[audio available here, courtesy of AskWho]
I’m increasingly convinced of several things:
Humans need deep community.
You may think this is common sense, but it’s not a thing I knew. This was always implicit knowledge, embedded in the experience of life itself. When community disappeared, so did the knowledge that it was necessary for those who’d never experienced it. And everyone who had experienced community already had this implicit knowledge without ever having been taught it explicitly, so they assumed it was just the natural state to know this thing. It is not1.Most humans need a religion.
This was a huge Typical Mind Fallacy face-smash for me. Living as an atheist takes a defiant personality type, combined with a neurotic demand for consistency, a large bit of risk-tolerance, and a lot of spare mental capacity for all sorts of extra mental labor. I was taught Everyone Is The Same and I believed it for decades. Learning that people are radically different shattered everything, and was what allowed me to see that of the thousands of types of people out there, the majority cannot live happy & productive lives outside of a religion.
People that need a religion and are deprived of one will latch onto the closest substitute they can find. This is how wokeism became the fastest growing and possibly most powerful religion in the US. When the old religions were too obviously false to too many people, this was what took its place.Rationalism serves some of these needs, kinda. Rationalism has an ethos, it provides inspiration and meaning, it has an internal culture. It has a proto-community in some places, and a small actual physical community in 3(+?) cities, most notably San Francisco. It is beginning to build annual community rituals.
But a collection of beliefs and inspirations is a start-up religion at best (sometimes disparagingly termed a “cult”). A religion has a structural framework it rests on, which allows it to interface with the surrounding culture.
I’ve come to strongly suspect that many of us would benefit from having a legit, registered, Church of Rationalism thing. A secular “religion” without belief in a god or magic, but one that engages with the psychological binding-sites that evolution put into us. Things like spirituality and tribal affinity.
I have no idea how to even get started on such a project. It seems staggeringly difficult. Along with my various travels and exploration of gathering and ritual, I’ve also turned to (gasp!) books. The first book I picked up with The Pragmatist’s Guide To Crafting Religion, by Simone and Malcom Collins. It had a very promising title, and authors that are known for being agenty as heck.

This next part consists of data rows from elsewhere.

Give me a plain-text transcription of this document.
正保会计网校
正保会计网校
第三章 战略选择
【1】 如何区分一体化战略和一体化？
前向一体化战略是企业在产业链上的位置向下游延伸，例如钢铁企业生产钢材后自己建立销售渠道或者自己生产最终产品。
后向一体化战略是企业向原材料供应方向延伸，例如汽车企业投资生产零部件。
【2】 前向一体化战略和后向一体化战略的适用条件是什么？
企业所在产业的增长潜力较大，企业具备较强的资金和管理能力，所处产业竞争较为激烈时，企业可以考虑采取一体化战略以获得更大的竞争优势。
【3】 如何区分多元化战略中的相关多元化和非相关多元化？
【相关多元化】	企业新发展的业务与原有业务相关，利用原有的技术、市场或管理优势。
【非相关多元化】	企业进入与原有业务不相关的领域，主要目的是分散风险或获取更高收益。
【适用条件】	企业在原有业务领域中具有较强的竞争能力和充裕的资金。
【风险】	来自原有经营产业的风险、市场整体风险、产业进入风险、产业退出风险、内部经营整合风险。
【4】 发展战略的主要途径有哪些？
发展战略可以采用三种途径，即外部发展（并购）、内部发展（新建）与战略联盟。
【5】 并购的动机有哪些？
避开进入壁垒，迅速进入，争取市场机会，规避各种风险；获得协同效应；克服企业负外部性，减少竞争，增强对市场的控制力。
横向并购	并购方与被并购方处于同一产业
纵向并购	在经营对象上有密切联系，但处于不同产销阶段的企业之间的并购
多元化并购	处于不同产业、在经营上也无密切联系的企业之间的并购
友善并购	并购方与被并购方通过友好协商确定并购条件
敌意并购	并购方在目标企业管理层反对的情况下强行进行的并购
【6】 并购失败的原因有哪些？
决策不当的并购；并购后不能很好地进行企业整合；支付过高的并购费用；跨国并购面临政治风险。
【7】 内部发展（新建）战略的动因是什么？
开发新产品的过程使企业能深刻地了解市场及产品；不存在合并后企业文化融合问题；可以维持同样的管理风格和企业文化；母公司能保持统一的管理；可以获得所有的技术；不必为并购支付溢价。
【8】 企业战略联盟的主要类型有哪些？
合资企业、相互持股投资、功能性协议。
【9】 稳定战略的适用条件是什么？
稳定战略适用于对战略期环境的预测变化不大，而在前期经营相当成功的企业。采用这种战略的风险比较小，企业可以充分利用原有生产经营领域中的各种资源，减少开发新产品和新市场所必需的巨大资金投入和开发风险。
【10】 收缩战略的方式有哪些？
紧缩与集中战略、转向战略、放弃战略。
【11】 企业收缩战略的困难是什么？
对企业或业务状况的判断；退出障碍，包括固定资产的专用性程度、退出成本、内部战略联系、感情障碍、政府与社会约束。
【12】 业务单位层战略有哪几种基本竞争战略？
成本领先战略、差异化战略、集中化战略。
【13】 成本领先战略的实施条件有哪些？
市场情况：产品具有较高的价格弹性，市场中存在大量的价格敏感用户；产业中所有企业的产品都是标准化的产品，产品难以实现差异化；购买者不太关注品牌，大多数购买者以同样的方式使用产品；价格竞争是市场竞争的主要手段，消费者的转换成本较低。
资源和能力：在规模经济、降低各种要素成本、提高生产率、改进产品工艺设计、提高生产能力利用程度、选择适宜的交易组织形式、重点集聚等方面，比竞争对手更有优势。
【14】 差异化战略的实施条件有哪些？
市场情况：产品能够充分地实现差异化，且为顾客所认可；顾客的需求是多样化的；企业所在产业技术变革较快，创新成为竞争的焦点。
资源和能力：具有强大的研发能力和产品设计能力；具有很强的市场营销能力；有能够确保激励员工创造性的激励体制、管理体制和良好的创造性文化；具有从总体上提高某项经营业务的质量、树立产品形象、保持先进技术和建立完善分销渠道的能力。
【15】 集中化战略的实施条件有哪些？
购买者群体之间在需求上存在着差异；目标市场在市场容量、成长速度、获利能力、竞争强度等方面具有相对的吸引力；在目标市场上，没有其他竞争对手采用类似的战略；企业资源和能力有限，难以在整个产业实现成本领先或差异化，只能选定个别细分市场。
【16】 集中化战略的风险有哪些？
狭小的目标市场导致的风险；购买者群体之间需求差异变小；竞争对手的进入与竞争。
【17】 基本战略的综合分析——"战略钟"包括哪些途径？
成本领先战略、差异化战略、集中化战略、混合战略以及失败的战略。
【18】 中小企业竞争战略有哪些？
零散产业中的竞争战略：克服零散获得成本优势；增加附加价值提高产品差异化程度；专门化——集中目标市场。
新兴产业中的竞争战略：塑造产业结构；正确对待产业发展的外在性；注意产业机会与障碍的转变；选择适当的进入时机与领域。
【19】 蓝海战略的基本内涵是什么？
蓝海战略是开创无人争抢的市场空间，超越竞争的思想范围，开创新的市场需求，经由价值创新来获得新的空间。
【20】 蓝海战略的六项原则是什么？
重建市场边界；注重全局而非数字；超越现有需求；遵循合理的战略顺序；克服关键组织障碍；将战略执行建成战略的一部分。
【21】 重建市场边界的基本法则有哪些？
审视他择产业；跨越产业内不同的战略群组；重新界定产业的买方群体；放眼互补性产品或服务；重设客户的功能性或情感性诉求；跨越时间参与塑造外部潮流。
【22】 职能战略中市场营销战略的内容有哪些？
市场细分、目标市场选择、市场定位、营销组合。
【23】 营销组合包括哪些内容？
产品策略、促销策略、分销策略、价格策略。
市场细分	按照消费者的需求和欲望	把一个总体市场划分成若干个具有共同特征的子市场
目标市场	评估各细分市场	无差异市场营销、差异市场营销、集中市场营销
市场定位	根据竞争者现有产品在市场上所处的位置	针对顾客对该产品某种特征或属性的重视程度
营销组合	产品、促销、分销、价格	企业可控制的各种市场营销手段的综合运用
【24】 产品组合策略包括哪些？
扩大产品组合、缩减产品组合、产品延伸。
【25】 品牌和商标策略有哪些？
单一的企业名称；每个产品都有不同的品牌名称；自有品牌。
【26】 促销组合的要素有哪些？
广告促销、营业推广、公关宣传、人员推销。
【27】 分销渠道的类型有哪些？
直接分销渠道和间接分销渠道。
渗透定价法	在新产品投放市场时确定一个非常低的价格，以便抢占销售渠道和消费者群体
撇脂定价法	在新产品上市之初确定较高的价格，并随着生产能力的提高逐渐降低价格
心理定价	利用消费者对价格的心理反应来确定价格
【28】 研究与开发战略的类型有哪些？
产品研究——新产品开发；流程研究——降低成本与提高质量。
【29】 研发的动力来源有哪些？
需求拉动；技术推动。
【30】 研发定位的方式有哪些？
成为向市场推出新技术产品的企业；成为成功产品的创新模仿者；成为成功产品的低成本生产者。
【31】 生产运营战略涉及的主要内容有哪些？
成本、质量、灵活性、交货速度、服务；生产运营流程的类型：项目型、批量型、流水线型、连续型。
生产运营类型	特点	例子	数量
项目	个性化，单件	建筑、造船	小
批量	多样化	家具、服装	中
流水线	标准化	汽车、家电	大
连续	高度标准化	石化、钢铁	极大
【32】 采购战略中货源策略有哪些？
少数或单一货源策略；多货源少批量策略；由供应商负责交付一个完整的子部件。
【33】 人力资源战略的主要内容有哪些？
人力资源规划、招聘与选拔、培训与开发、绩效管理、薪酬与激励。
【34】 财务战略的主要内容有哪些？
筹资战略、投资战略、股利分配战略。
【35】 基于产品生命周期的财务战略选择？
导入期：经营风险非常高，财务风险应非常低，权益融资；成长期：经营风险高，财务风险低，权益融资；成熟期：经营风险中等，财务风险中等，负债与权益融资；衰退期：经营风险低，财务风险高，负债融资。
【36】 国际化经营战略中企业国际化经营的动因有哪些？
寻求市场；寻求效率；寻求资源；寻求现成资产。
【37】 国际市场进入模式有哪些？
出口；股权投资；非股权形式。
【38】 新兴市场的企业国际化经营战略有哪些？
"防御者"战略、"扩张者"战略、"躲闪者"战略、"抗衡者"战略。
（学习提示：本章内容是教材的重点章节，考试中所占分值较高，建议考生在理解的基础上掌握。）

I didn’t get what I wanted out of the book. But while it does not serve as a guide to crafting religion, it is still very interesting in its own right, introducing a lot of striking ideas and concepts. And I did take copious notes. Therefore I’ll be blogging through the chapters of this book in the coming weeks, in an long extended review. If nothing else, it brings up a number of things we should keep in mind.
Be careful when you kill self-perpetuating cultural memeplexes, I guess. You’ll need to cross a bridge of explicitly training all the things that were implicitly taught via culture previously.
Re. "Most humans need a religion": I'll say again, most people who have lived on Earth didn't have anything like a Western religion. They had beliefs about gods and spirits, but they didn't get their morals or their purpose for living from them. This 20th-century Western malaise and nihilism is the result of the collapse of a totalitarian religion, Christianity, which everyone in the West, whether Christian or not, was indoctrinated with from birth. Christianity forbids any purpose in life but that of serving God, and any moral reasoning other than blind obedience. So Christians, and people embedded in a Christian culture, never develop a purpose of their own or the capacity for moral reasoning. People suddenly deprived of the cultural swaddling of Christianity can't stand on their own because they never learned to walk, never developed the muscles.
I also want to teach a new religion. I would call it Infinitism, since the Infinite is the thing that is present in every spiritual tradition, including atheistic Buddhism, and it would claim that it is not new: every world religion is a different school of Infinitism. I would also fold science into it, since science is an infinite endeavor: every scientific truth is always open to falsification, and I once read a scientist say that the proper scientific posture is to always be open to whatever experience can dish out, instead of trying to impose limitations on it, and the Infinite is that which admits no limitation.